Some deep seated fear has always moved Indian families to keep their girls and their ‘virginity’ safe and many kinds of social and cultural practices have been built around ensuring this. This shows that there is knowledge of the fact that a girl child is unsafe though nobody talks about it. However this fear is only around girls and the safety net is generally not extended to boys. There is evidence from this as well as other studies that boys are equally at risk.

The WHO estimates that 150 million girls and 73 million boys under 18 have experienced forced sexual intercourse or other forms of sexual violence involving physical contact, though this is certainly an underestimate. Much of this sexual violence is inflicted by family members or other people residing in or visiting a child’s family home- people normally trusted by children and often responsible for their care. A review of epidemiological surveys from 21 countries, mainly high- and middle- income countries, found that at least 7% of females (ranging up to 36%) and 3% of males (ranging up to 29%) reported sexual victimization during their childhood. According to these studies, between 14% and 56% of the sexual abuse of girls, and up to 25% of the sexual abuse of boys, was perpetrated by relatives or step parents. In many places, adults were outspoken about the risk of sexual violence their children faced at school or at play in the community, but rarely did adults speak of children’s risk of sexual abuse within the home and family context.
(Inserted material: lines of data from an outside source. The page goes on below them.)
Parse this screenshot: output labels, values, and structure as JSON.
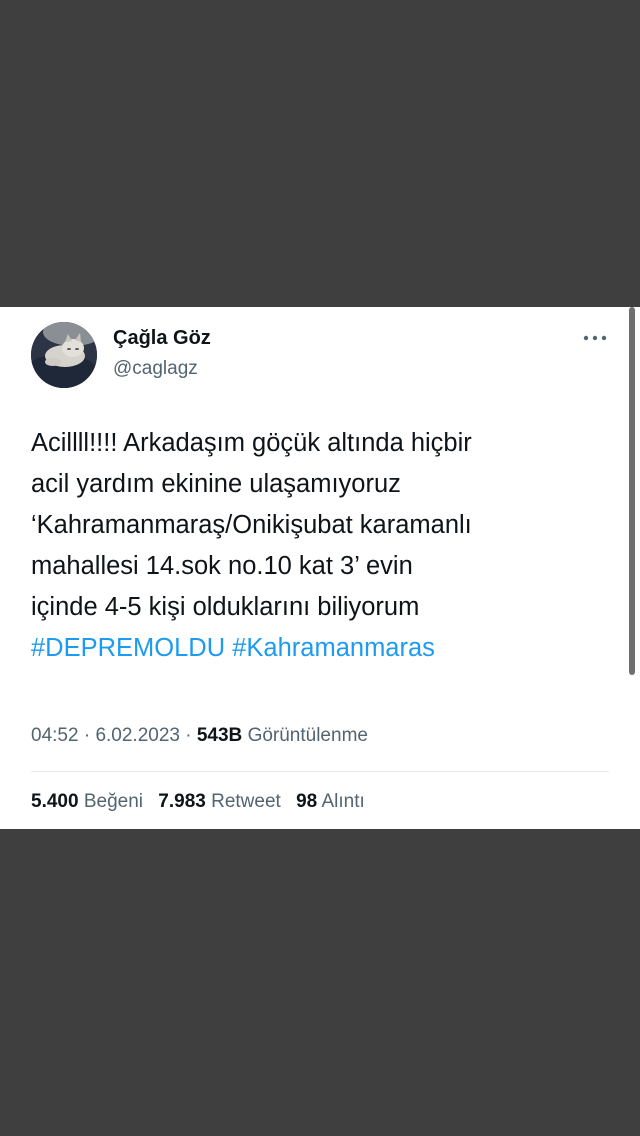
{
  "tweet": {
    "author": {
      "display_name": "Çağla Göz",
      "handle": "@caglagz"
    },
    "text_lines": [
      "Acillll!!!! Arkadaşım göçük altında hiçbir",
      "acil yardım ekinine ulaşamıyoruz",
      "‘Kahramanmaraş/Onikişubat karamanlı",
      "mahallesi 14.sok no.10 kat 3’ evin",
      "içinde 4-5 kişi olduklarını biliyorum"
    ],
    "hashtags": [
      "#DEPREMOLDU",
      "#Kahramanmaras"
    ],
    "time": "04:52",
    "separator": "·",
    "date": "6.02.2023",
    "views": {
      "count": "543B",
      "label": "Görüntülenme"
    },
    "stats": {
      "likes": {
        "count": "5.400",
        "label": "Beğeni"
      },
      "retweets": {
        "count": "7.983",
        "label": "Retweet"
      },
      "quotes": {
        "count": "98",
        "label": "Alıntı"
      }
    }
  },
  "colors": {
    "background": "#3f3f3f",
    "card": "#ffffff",
    "text_primary": "#0f1419",
    "text_secondary": "#536471",
    "link": "#1d9bf0",
    "divider": "#e7e9ea"
  },
  "icons": {
    "more": "more-horizontal-icon"
  }
}
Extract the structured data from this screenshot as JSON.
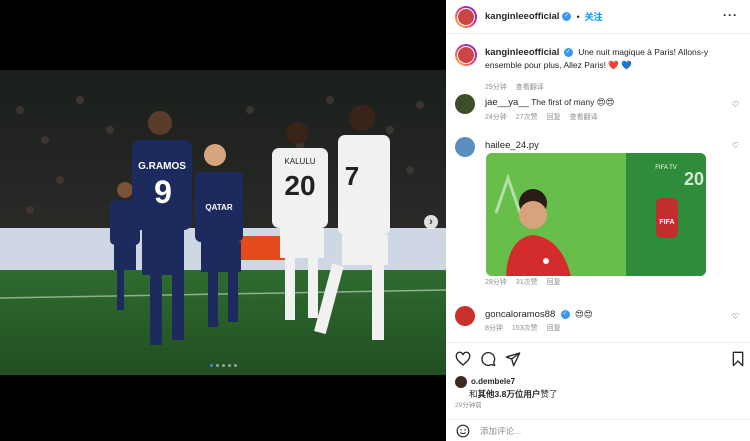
{
  "post": {
    "username": "kanginleeofficial",
    "follow_label": "关注",
    "more_label": "···"
  },
  "caption": {
    "username": "kanginleeofficial",
    "text": "Une nuit magique à Paris! Allons-y ensemble pour plus, Allez Paris! ❤️ 💙",
    "time": "29分钟",
    "translate": "查看翻译"
  },
  "comments": [
    {
      "username": "jae__ya__",
      "text": "The first of many 😍😍",
      "time": "24分钟",
      "likes": "27次赞",
      "reply": "回复",
      "translate": "查看翻译"
    },
    {
      "username": "hailee_24.py",
      "text": "",
      "time": "28分钟",
      "likes": "31次赞",
      "reply": "回复"
    },
    {
      "username": "goncaloramos88",
      "text": "😍😍",
      "time": "8分钟",
      "likes": "153次赞",
      "reply": "回复"
    }
  ],
  "photo": {
    "players": [
      {
        "name": "G.RAMOS",
        "number": "9"
      },
      {
        "name": "KALULU",
        "number": "20"
      },
      {
        "number": "7"
      }
    ],
    "sponsor": "QATAR",
    "carousel_total": 5,
    "carousel_active": 0
  },
  "gif": {
    "badge": "FIFA",
    "channel": "FIFA TV",
    "number": "20"
  },
  "likes": {
    "liker": "o.dembele7",
    "prefix": "和",
    "count_text": "其他3.8万位用户",
    "suffix": "赞了"
  },
  "timestamp": "29分钟前",
  "add_comment": {
    "placeholder": "添加评论..."
  },
  "colors": {
    "psg_navy": "#1d2a5e",
    "accent": "#0095f6",
    "pitch": "#2f6b2f"
  },
  "icons": [
    "heart-icon",
    "comment-icon",
    "share-icon",
    "bookmark-icon",
    "emoji-icon",
    "more-icon",
    "next-arrow-icon"
  ]
}
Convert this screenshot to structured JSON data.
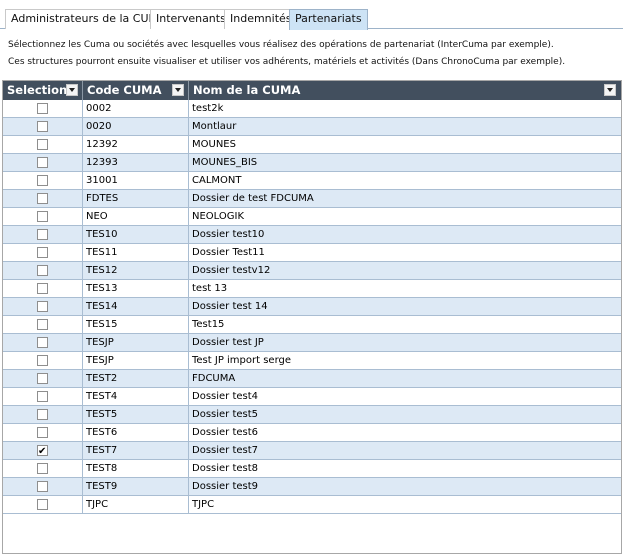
{
  "tabs": [
    {
      "label": "Administrateurs de la CUMA",
      "active": false
    },
    {
      "label": "Intervenants",
      "active": false
    },
    {
      "label": "Indemnités",
      "active": false
    },
    {
      "label": "Partenariats",
      "active": true
    }
  ],
  "description": {
    "line1": "Sélectionnez les Cuma ou sociétés avec lesquelles vous réalisez des opérations de partenariat (InterCuma par exemple).",
    "line2": "Ces structures pourront ensuite visualiser et utiliser vos adhérents, matériels et activités (Dans ChronoCuma par exemple)."
  },
  "grid": {
    "columns": [
      "Selection",
      "Code CUMA",
      "Nom de la CUMA"
    ],
    "header_color": "#424f5e",
    "alt_row_color": "#dde9f5",
    "rows": [
      {
        "selected": false,
        "code": "0002",
        "name": "test2k"
      },
      {
        "selected": false,
        "code": "0020",
        "name": "Montlaur"
      },
      {
        "selected": false,
        "code": "12392",
        "name": "MOUNES"
      },
      {
        "selected": false,
        "code": "12393",
        "name": "MOUNES_BIS"
      },
      {
        "selected": false,
        "code": "31001",
        "name": "CALMONT"
      },
      {
        "selected": false,
        "code": "FDTES",
        "name": "Dossier de test FDCUMA"
      },
      {
        "selected": false,
        "code": "NEO",
        "name": "NEOLOGIK"
      },
      {
        "selected": false,
        "code": "TES10",
        "name": "Dossier test10"
      },
      {
        "selected": false,
        "code": "TES11",
        "name": "Dossier Test11"
      },
      {
        "selected": false,
        "code": "TES12",
        "name": "Dossier testv12"
      },
      {
        "selected": false,
        "code": "TES13",
        "name": "test 13"
      },
      {
        "selected": false,
        "code": "TES14",
        "name": "Dossier test 14"
      },
      {
        "selected": false,
        "code": "TES15",
        "name": "Test15"
      },
      {
        "selected": false,
        "code": "TESJP",
        "name": "Dossier test JP"
      },
      {
        "selected": false,
        "code": "TESJP",
        "name": "Test JP import serge"
      },
      {
        "selected": false,
        "code": "TEST2",
        "name": "FDCUMA"
      },
      {
        "selected": false,
        "code": "TEST4",
        "name": "Dossier test4"
      },
      {
        "selected": false,
        "code": "TEST5",
        "name": "Dossier test5"
      },
      {
        "selected": false,
        "code": "TEST6",
        "name": "Dossier test6"
      },
      {
        "selected": true,
        "code": "TEST7",
        "name": "Dossier test7"
      },
      {
        "selected": false,
        "code": "TEST8",
        "name": "Dossier test8"
      },
      {
        "selected": false,
        "code": "TEST9",
        "name": "Dossier test9"
      },
      {
        "selected": false,
        "code": "TJPC",
        "name": "TJPC"
      }
    ]
  }
}
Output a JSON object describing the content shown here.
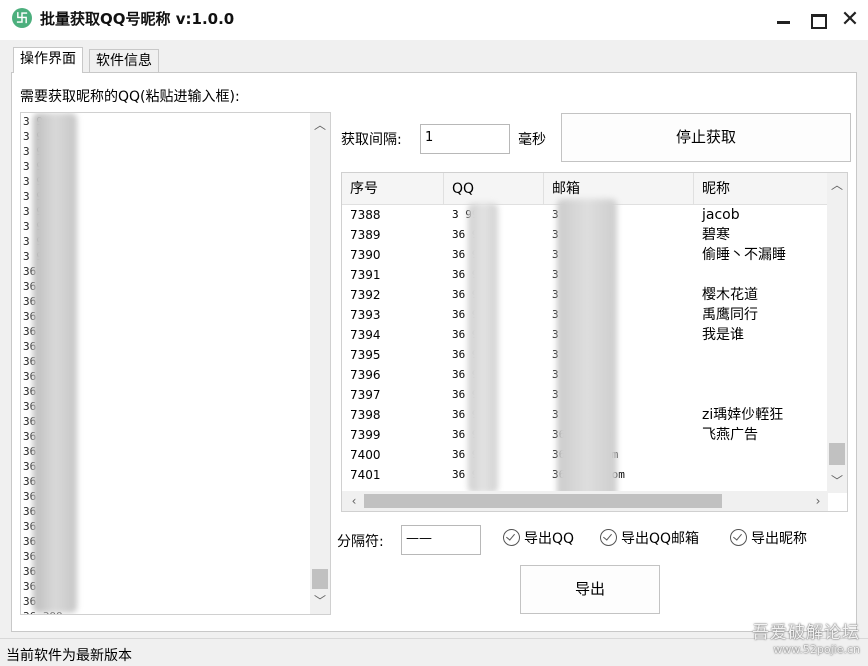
{
  "window": {
    "title": "批量获取QQ号昵称 v:1.0.0",
    "icon_glyph": "卐",
    "close_glyph": "✕"
  },
  "tabs": [
    {
      "label": "操作界面",
      "active": true
    },
    {
      "label": "软件信息",
      "active": false
    }
  ],
  "left": {
    "prompt": "需要获取昵称的QQ(粘贴进输入框):",
    "qq_lines": [
      "3  9",
      "3  9",
      "3  9",
      "3  9",
      "3  9",
      "3  9",
      "3  9",
      "3  9",
      "3  9",
      "3  9",
      "36  9",
      "36  99",
      "36  99",
      "36  99",
      "36  99",
      "36  99",
      "36  99",
      "36  99",
      "36  99",
      "36  99",
      "36  399",
      "36  799",
      "36  399",
      "36  399",
      "36  399",
      "36  399",
      "36  399",
      "36  399",
      "36  399",
      "36  399",
      "36  399",
      "36  399",
      "36  399",
      "36  399",
      "36  399",
      "36  399"
    ]
  },
  "controls": {
    "interval_label": "获取间隔:",
    "interval_value": "1",
    "interval_unit": "毫秒",
    "stop_button": "停止获取",
    "separator_label": "分隔符:",
    "separator_value": "——",
    "export_qq": "导出QQ",
    "export_qq_email": "导出QQ邮箱",
    "export_nickname": "导出昵称",
    "export_button": "导出"
  },
  "table": {
    "columns": [
      "序号",
      "QQ",
      "邮箱",
      "昵称"
    ],
    "rows": [
      {
        "seq": "7388",
        "qq": "3  99",
        "email": "3  @qq.com",
        "nick": "jacob"
      },
      {
        "seq": "7389",
        "qq": "36  99",
        "email": "3  @qq.com",
        "nick": "碧寒"
      },
      {
        "seq": "7390",
        "qq": "36  99",
        "email": "3  @qq.com",
        "nick": "偷睡丶不漏睡"
      },
      {
        "seq": "7391",
        "qq": "36  99",
        "email": "3  @qq.com",
        "nick": ""
      },
      {
        "seq": "7392",
        "qq": "36  99",
        "email": "3  @qq.com",
        "nick": "樱木花道"
      },
      {
        "seq": "7393",
        "qq": "36  99",
        "email": "3  @qq.com",
        "nick": "禹鹰同行"
      },
      {
        "seq": "7394",
        "qq": "36  99",
        "email": "3  @qq.com",
        "nick": "我是谁"
      },
      {
        "seq": "7395",
        "qq": "36  99",
        "email": "3  qq.com",
        "nick": ""
      },
      {
        "seq": "7396",
        "qq": "36  99",
        "email": "3  qq.com",
        "nick": ""
      },
      {
        "seq": "7397",
        "qq": "36  99",
        "email": "3  qq.com",
        "nick": ""
      },
      {
        "seq": "7398",
        "qq": "36  99",
        "email": "3  qq.com",
        "nick": "zi瑀婞仯輊狂"
      },
      {
        "seq": "7399",
        "qq": "36  99",
        "email": "36  qq.com",
        "nick": "飞燕广告"
      },
      {
        "seq": "7400",
        "qq": "36  99",
        "email": "367  qq.com",
        "nick": ""
      },
      {
        "seq": "7401",
        "qq": "36  99",
        "email": "3674  qq.com",
        "nick": ""
      }
    ]
  },
  "status": {
    "text": "当前软件为最新版本"
  },
  "watermark": {
    "line1": "吾爱破解论坛",
    "line2": "www.52pojie.cn"
  }
}
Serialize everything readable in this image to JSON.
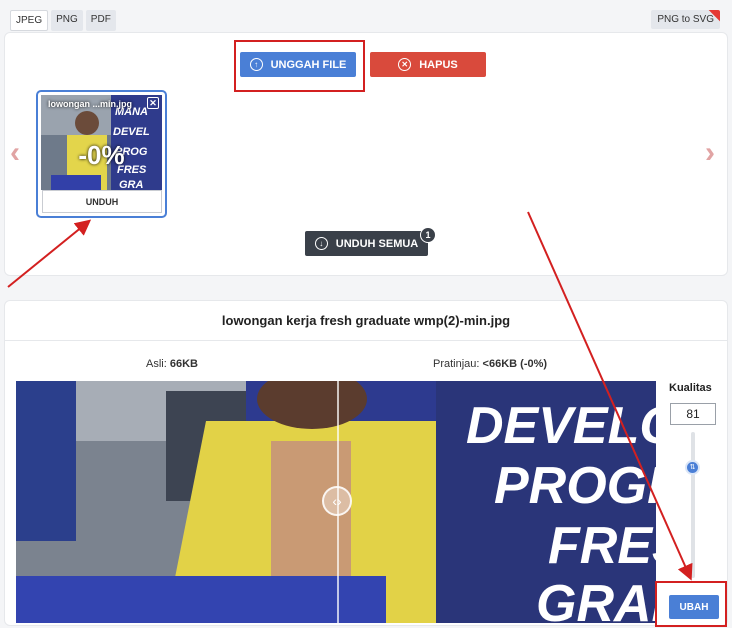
{
  "tabs": [
    {
      "label": "JPEG",
      "active": true
    },
    {
      "label": "PNG",
      "active": false
    },
    {
      "label": "PDF",
      "active": false
    }
  ],
  "svg_tab": "PNG to SVG",
  "buttons": {
    "upload": "UNGGAH FILE",
    "delete": "HAPUS",
    "download_all": "UNDUH SEMUA",
    "download_all_badge": "1",
    "apply": "UBAH"
  },
  "thumbnail": {
    "filename": "lowongan ...min.jpg",
    "reduction": "-0%",
    "download": "UNDUH",
    "image_text": "MANA DEVEL PROG FRES GRA"
  },
  "preview": {
    "title": "lowongan kerja fresh graduate wmp(2)-min.jpg",
    "original_label": "Asli:",
    "original_size": "66KB",
    "preview_label": "Pratinjau:",
    "preview_size": "<66KB (-0%)",
    "image_text": [
      "DEVELOP",
      "PROGRA",
      "FRESH",
      "GRADU"
    ]
  },
  "quality": {
    "label": "Kualitas",
    "value": "81",
    "level_percent": 81
  },
  "colors": {
    "accent": "#4a7fd6",
    "danger": "#d94a3c",
    "dark": "#3a4049",
    "annotation": "#d32020"
  }
}
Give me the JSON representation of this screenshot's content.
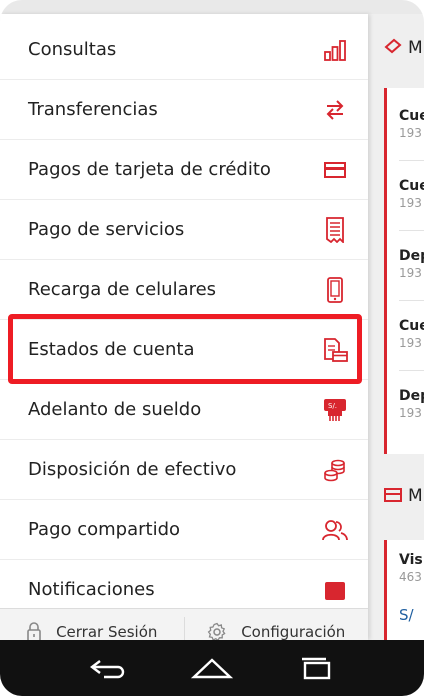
{
  "menu": {
    "items": [
      {
        "label": "Consultas",
        "icon": "bar-chart-icon"
      },
      {
        "label": "Transferencias",
        "icon": "transfer-arrows-icon"
      },
      {
        "label": "Pagos de tarjeta de crédito",
        "icon": "credit-card-icon"
      },
      {
        "label": "Pago de servicios",
        "icon": "receipt-icon"
      },
      {
        "label": "Recarga de celulares",
        "icon": "mobile-phone-icon"
      },
      {
        "label": "Estados de cuenta",
        "icon": "account-statement-icon"
      },
      {
        "label": "Adelanto de sueldo",
        "icon": "salary-advance-icon"
      },
      {
        "label": "Disposición de efectivo",
        "icon": "coins-icon"
      },
      {
        "label": "Pago compartido",
        "icon": "users-icon"
      },
      {
        "label": "Notificaciones",
        "icon": "notification-icon"
      }
    ],
    "highlighted": "Estados de cuenta"
  },
  "bottom": {
    "logout_label": "Cerrar Sesión",
    "settings_label": "Configuración"
  },
  "background": {
    "section1_label": "M",
    "section2_label": "M",
    "accounts": [
      {
        "name": "Cue",
        "number": "193"
      },
      {
        "name": "Cue",
        "number": "193"
      },
      {
        "name": "Dep",
        "number": "193"
      },
      {
        "name": "Cue",
        "number": "193"
      },
      {
        "name": "Dep",
        "number": "193"
      }
    ],
    "card": {
      "name": "Vis",
      "number": "463",
      "amount": "S/"
    }
  },
  "colors": {
    "accent": "#d8262f",
    "highlight": "#ee1c24",
    "nav_bar": "#111111"
  }
}
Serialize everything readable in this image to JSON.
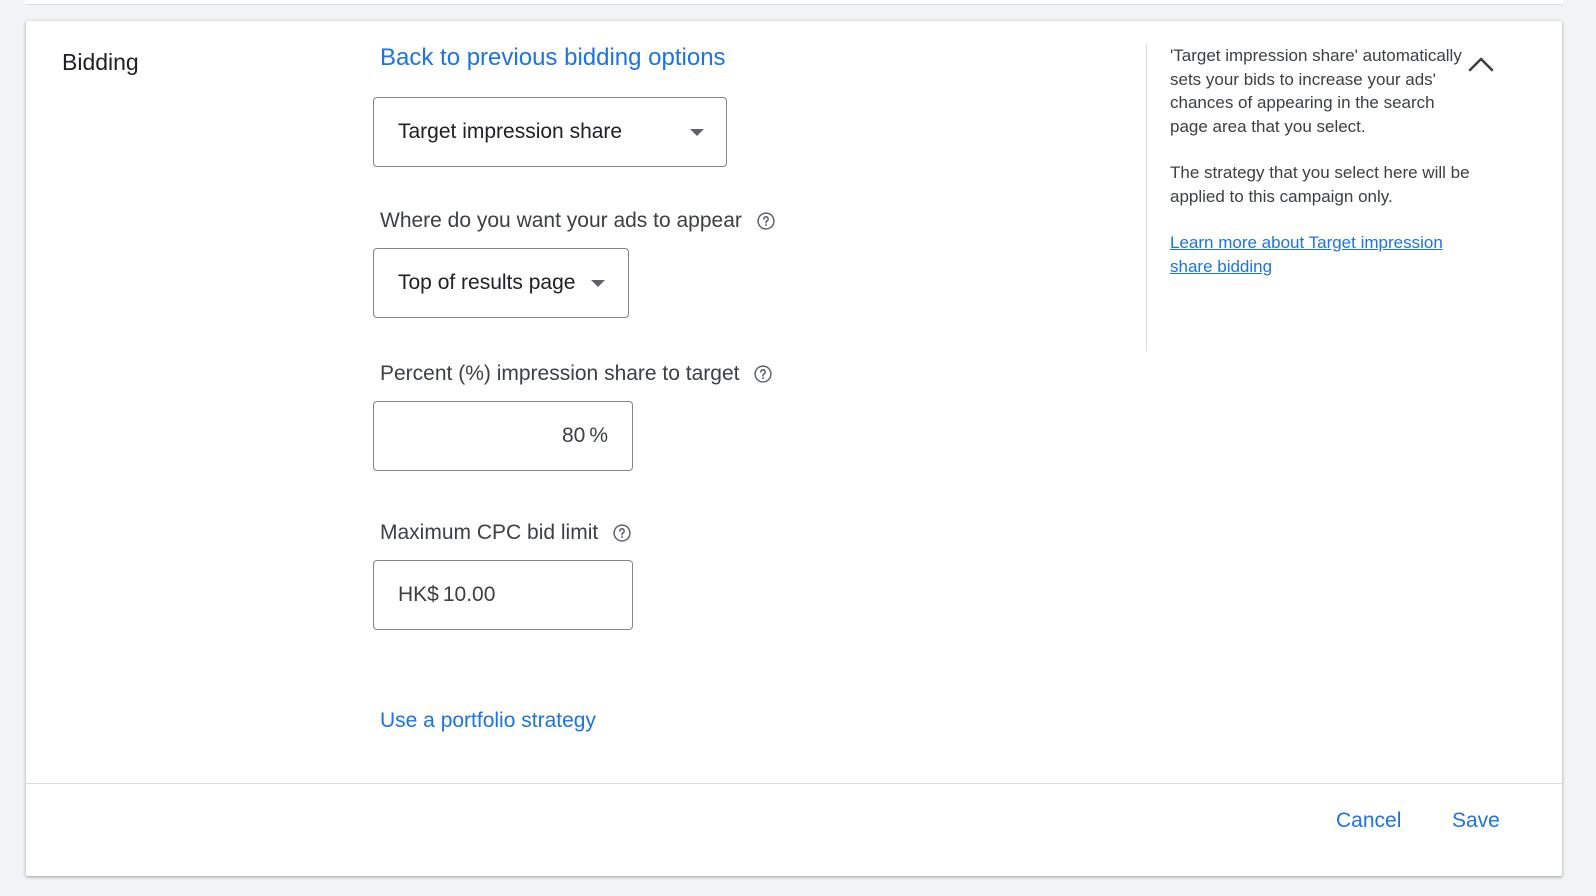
{
  "section": {
    "title": "Bidding"
  },
  "bidding": {
    "back_link": "Back to previous bidding options",
    "strategy_select": {
      "value": "Target impression share"
    },
    "placement": {
      "label": "Where do you want your ads to appear",
      "value": "Top of results page"
    },
    "percent": {
      "label": "Percent (%) impression share to target",
      "value": "80",
      "suffix": "%"
    },
    "max_cpc": {
      "label": "Maximum CPC bid limit",
      "prefix": "HK$",
      "value": "10.00"
    },
    "portfolio_link": "Use a portfolio strategy"
  },
  "help_panel": {
    "paragraph1": "'Target impression share' automatically sets your bids to increase your ads' chances of appearing in the search page area that you select.",
    "paragraph2": "The strategy that you select here will be applied to this campaign only.",
    "learn_more": "Learn more about Target impression share bidding"
  },
  "footer": {
    "cancel": "Cancel",
    "save": "Save"
  },
  "icons": {
    "help": "help-circle-icon",
    "collapse": "chevron-up-icon",
    "dropdown": "caret-down-icon"
  },
  "colors": {
    "link": "#1a73e8",
    "text": "#202124",
    "border": "#80868b",
    "background": "#f1f3f4"
  }
}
The shame, secrecy and denial associated with familial sexual violence against children foster a pervasive culture of silence, where children cannot speak about sexual violence in the home, and where adults do not know what to do or say if they suspect someone they know is sexually abusing a child.

In Nandan’s case, the court has convicted 30-year-old for rape, kidnapping and unnatural sex. Calling the convict a “live sex bomb”, the court refused to take a lenient view of his act. It has also directed the Delhi government to grant a compensation of Rs 2 lakh to the victim as part of restorative justice, as the victim had not recovered physically from the abuse. The judge noted that the victim was still receiving treatment and her resistance level had decreased as she was suffering from recurrent infections.

But as far as castration as a punishment for child abuse is concerned, it is undoubtedly incompatible with our constitutional principles. Its highly draconian and would taint the judiciary we have formulated as a modern nation-state. But, the larger questions are whether a stringent judicial penal code would prevent child abuse in future or would a compensation of Rs 2 lakh to the victim would heal her for the life time. What we need is a wider awareness about child abuse as form of violation which can be inflicted not just by the external forces, but can victimise a child within the ‘protective’ confines of home. We need to educate our children to understand and guard their sexuality from any kind of abuse. We need to enable the victims to communicate their sufferings to the responsible entities. It is only after we have attained a social maturity to understand the gravity of child abuse as an evil act and make all possible efforts to prevent it that the judicial measures of penalising the culprit and compensating the victim would prove to be of any help.